For my own use I verified what -m switch does for putty
The -m option performs a similar function to the ‘Remote command’ box in the SSH panel of the PuTTY configuration box (see section 4.18.1). However, the -m option expects to be given a local file name, and it will read a command from that file.
With some servers (particularly Unix systems), you can even put multiple lines in this file and execute more than one command in sequence, or a whole shell script; but this is arguably an abuse, and cannot be expected to work on all servers. In particular, it is known not to work with certain ‘embedded’ servers, such as Cisco routers.

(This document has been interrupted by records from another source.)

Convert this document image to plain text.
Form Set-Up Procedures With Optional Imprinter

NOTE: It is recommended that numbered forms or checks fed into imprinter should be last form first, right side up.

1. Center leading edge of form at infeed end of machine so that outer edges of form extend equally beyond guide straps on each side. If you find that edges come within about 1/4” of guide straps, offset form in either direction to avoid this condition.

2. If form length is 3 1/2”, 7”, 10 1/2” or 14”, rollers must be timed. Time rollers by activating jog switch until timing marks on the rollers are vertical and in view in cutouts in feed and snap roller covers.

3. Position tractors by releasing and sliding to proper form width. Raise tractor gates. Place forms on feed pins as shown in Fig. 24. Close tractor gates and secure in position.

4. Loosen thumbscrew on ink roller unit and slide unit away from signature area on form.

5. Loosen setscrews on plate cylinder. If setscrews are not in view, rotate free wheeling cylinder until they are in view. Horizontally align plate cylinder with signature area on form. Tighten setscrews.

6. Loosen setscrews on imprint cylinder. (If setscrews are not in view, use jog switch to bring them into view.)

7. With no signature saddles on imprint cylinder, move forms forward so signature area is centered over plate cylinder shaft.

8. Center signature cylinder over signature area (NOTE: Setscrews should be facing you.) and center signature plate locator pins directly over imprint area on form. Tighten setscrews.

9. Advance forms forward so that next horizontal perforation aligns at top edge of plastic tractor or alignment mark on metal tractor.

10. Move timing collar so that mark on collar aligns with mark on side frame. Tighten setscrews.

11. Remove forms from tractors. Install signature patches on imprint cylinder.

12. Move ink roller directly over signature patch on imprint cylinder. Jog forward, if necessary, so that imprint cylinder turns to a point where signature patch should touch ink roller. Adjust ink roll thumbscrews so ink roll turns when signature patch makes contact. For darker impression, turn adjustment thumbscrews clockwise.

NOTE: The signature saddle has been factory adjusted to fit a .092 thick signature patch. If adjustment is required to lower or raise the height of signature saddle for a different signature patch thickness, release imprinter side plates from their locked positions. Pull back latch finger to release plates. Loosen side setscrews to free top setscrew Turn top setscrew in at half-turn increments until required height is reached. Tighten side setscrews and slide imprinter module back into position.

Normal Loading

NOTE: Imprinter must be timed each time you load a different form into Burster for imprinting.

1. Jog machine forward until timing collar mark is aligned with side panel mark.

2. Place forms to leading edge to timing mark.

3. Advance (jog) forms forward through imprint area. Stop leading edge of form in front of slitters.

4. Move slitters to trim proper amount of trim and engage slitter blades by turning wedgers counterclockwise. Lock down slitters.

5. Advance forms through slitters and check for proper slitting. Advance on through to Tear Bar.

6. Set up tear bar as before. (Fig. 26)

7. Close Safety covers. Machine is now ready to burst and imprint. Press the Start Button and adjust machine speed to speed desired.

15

Roughly what I guessed. I think what's happening is that your commands might be running ok, but it terminates the session when done (which is also default behaviour for ssh [command] on unix. To get around this you could try running 'bash' at the end to start a terminal as that user, which should stay running until you exit. If this doesn't work you could try running 'sleep 10' to see if the session stays running longer - should verify that's the problem we're dealing with.
Much as stackoverflow demands strictly the answer to the question, which I hope I've provided above. I feel in this case it would be remiss to not flag the serious security concerns I'd have on what you're doing. I would maintain that you shouldn't answer a question about doing something securely (with ssh and root passwords involved) without covering potential security pitfalls.
What you're doing seems like a bad idea because:
- it makes a file with two unencrypted root-capable passwords to anyone who finds that file
- this script is also giving you root access by default, which isn't a safe way to operate. Ever accidentally type rm -r in the wrong window?
- Also, someone messing with your second hop (by say, replacing the ssh server with a script to run ssh but log passwords) would get the password to the third hop with root privileges.
- SSH keys should do away with using passwords to log on. Use them.
- SSH port forwarding lets you also skip sshing from the second hop - instead just tunnel through it (I'm guessing the third box isn't internet accessible), again using ssh keys lets you skip passwords.
- the first 'su superuser' shouldn't be necessary unless your permissions don't allow you ssh (does an ssh_allow group exist on that box?), which might be the problem you should actually fix - not being a member of the group allowed to use SSH.